HANA SQL Regex finder

303 Views Asked by At

Is it possible to get a regex expression back just providing the column name so that HANA database has a look for the most frequent regex itself and returns this?

For example the column values are 1, 2, 3, 4, 55, nAn I would expect [1-9] as a result. Thanks

1

There are 1 best solutions below

0
Mathias Kemeter On

So your input is 1,2,3,4,5 and you are expecting [1-9]. Wouldn't [1-5] be a better fit? Or does [1|2|3|4|5] cover your data space best? What happens if you add a 8? Would it rather be [1-8] or [1|2|3|4|5|8]. The latter is more optimal in terms of coverage of your observed data.

If you are looking for a regular expression that minimally covers your data records a expression of type [record_1|...|record_n] is always a good choice. However, this is probably not what you want.
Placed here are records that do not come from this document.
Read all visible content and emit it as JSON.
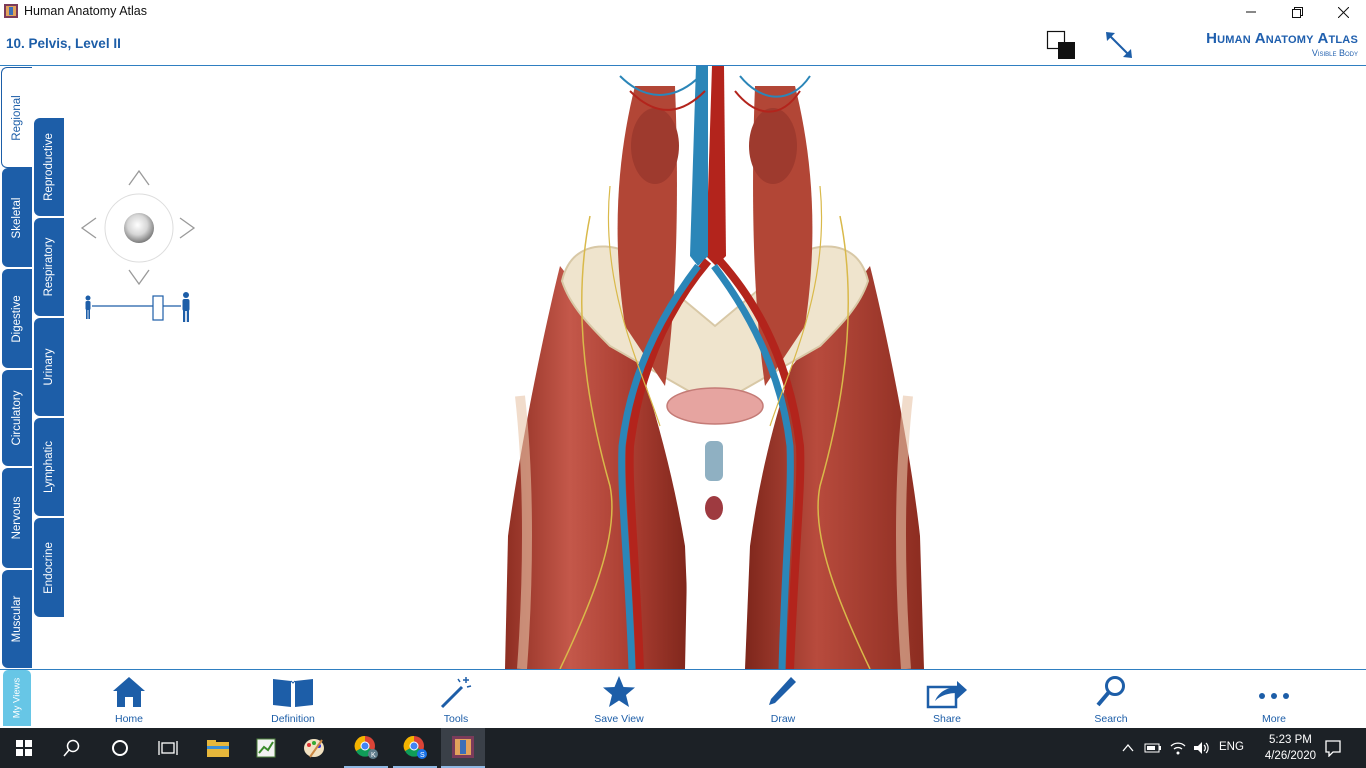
{
  "window": {
    "title": "Human Anatomy Atlas",
    "controls": [
      "minimize-icon",
      "restore-icon",
      "close-icon"
    ]
  },
  "header": {
    "page_title": "10. Pelvis, Level II",
    "brand_line1": "Human Anatomy Atlas",
    "brand_line2": "Visible Body",
    "icons": [
      "contrast-toggle-icon",
      "fullscreen-expand-icon"
    ]
  },
  "tabs_outer": [
    {
      "label": "Regional",
      "active": true
    },
    {
      "label": "Skeletal"
    },
    {
      "label": "Digestive"
    },
    {
      "label": "Circulatory"
    },
    {
      "label": "Nervous"
    },
    {
      "label": "Muscular"
    }
  ],
  "tabs_inner": [
    {
      "label": "Reproductive"
    },
    {
      "label": "Respiratory"
    },
    {
      "label": "Urinary"
    },
    {
      "label": "Lymphatic"
    },
    {
      "label": "Endocrine"
    }
  ],
  "my_views": "My Views",
  "toolbar": [
    {
      "label": "Home",
      "icon": "home-icon"
    },
    {
      "label": "Definition",
      "icon": "book-icon"
    },
    {
      "label": "Tools",
      "icon": "magic-wand-icon"
    },
    {
      "label": "Save View",
      "icon": "star-icon"
    },
    {
      "label": "Draw",
      "icon": "pencil-icon"
    },
    {
      "label": "Share",
      "icon": "share-icon"
    },
    {
      "label": "Search",
      "icon": "search-icon"
    },
    {
      "label": "More",
      "icon": "more-dots-icon"
    }
  ],
  "taskbar": {
    "lang": "ENG",
    "time": "5:23 PM",
    "date": "4/26/2020"
  },
  "colors": {
    "accent": "#1d5ea8",
    "my_views": "#67c6e6",
    "taskbar": "#1c2126"
  }
}
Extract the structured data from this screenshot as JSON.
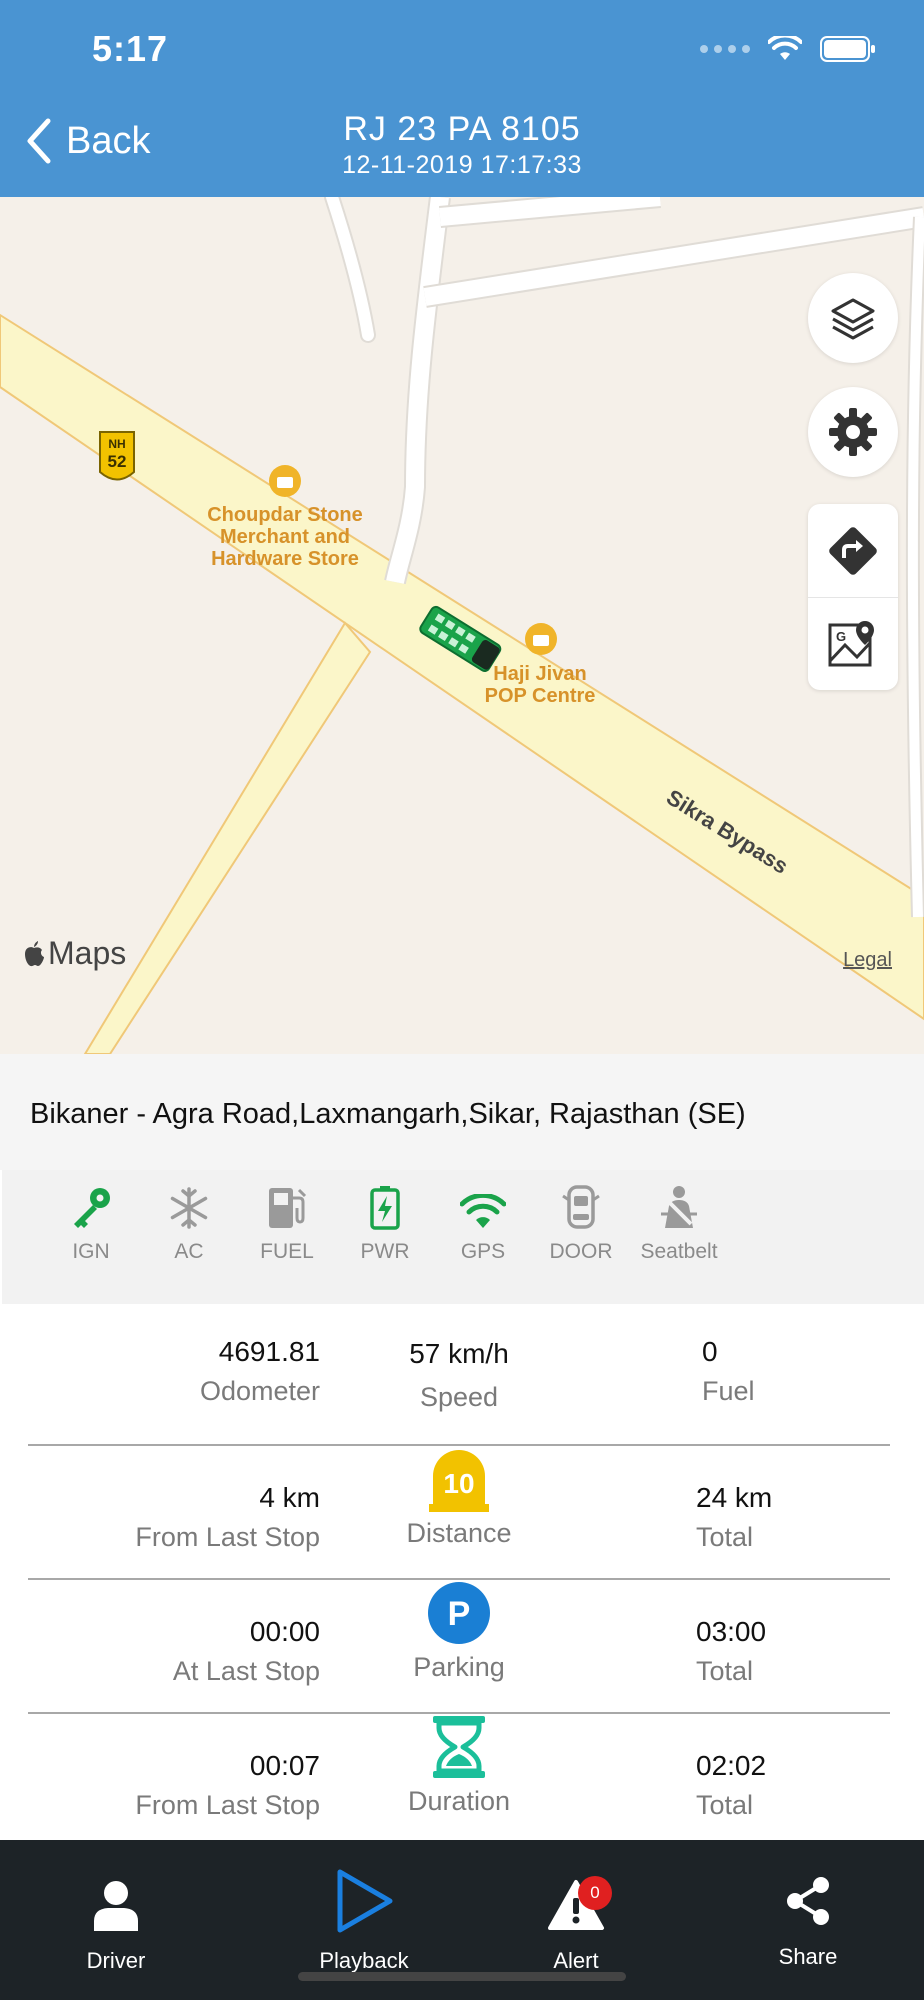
{
  "status_bar": {
    "time": "5:17"
  },
  "header": {
    "back_label": "Back",
    "title": "RJ 23 PA 8105",
    "subtitle": "12-11-2019 17:17:33"
  },
  "map": {
    "shield_top": "NH",
    "shield_num": "52",
    "poi_1": [
      "Choupdar Stone",
      "Merchant and",
      "Hardware Store"
    ],
    "poi_2": [
      "Haji Jivan",
      "POP Centre"
    ],
    "road_label": "Sikra Bypass",
    "maps_brand": "Maps",
    "legal": "Legal"
  },
  "address": "Bikaner - Agra Road,Laxmangarh,Sikar, Rajasthan (SE)",
  "sensors": [
    {
      "label": "IGN",
      "icon": "key-icon",
      "color": "#1aa34a"
    },
    {
      "label": "AC",
      "icon": "snowflake-icon",
      "color": "#9a9a9a"
    },
    {
      "label": "FUEL",
      "icon": "fuel-pump-icon",
      "color": "#9a9a9a"
    },
    {
      "label": "PWR",
      "icon": "battery-charging-icon",
      "color": "#1aa34a"
    },
    {
      "label": "GPS",
      "icon": "wifi-icon",
      "color": "#1aa34a"
    },
    {
      "label": "DOOR",
      "icon": "car-door-icon",
      "color": "#9a9a9a"
    },
    {
      "label": "Seatbelt",
      "icon": "seatbelt-icon",
      "color": "#9a9a9a"
    }
  ],
  "stats": {
    "odometer": {
      "value": "4691.81",
      "caption": "Odometer"
    },
    "speed": {
      "value": "57 km/h",
      "caption": "Speed"
    },
    "fuel": {
      "value": "0",
      "caption": "Fuel"
    },
    "distance": {
      "left_value": "4 km",
      "left_caption": "From Last Stop",
      "icon_number": "10",
      "caption": "Distance",
      "right_value": "24 km",
      "right_caption": "Total"
    },
    "parking": {
      "left_value": "00:00",
      "left_caption": "At Last Stop",
      "icon_letter": "P",
      "caption": "Parking",
      "right_value": "03:00",
      "right_caption": "Total"
    },
    "duration": {
      "left_value": "00:07",
      "left_caption": "From Last Stop",
      "caption": "Duration",
      "right_value": "02:02",
      "right_caption": "Total"
    }
  },
  "tabbar": {
    "driver": "Driver",
    "playback": "Playback",
    "alert": "Alert",
    "alert_badge": "0",
    "share": "Share"
  },
  "colors": {
    "header_bg": "#4a94d2",
    "active_green": "#1aa34a",
    "inactive_gray": "#9a9a9a",
    "distance_yellow": "#f2c200",
    "parking_blue": "#1a7fd4",
    "duration_teal": "#1bbf9a",
    "tabbar_bg": "#1d2327",
    "playback_blue": "#1a7fe0"
  }
}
Finding a suitable (=minimal in terms of scope and readability) regex based on input data is very difficult or even impossible since it depends on a subjective quantification of data coverage vs. readability. As a consequence there is no such functionality in SAP HANA (and probably also not in other dbms).

What you can do is to define a set of regexes, that you would expect (e.g. one for numbers, one for text, one for dates, etc.) and programmatically determine the one that best fits your input data.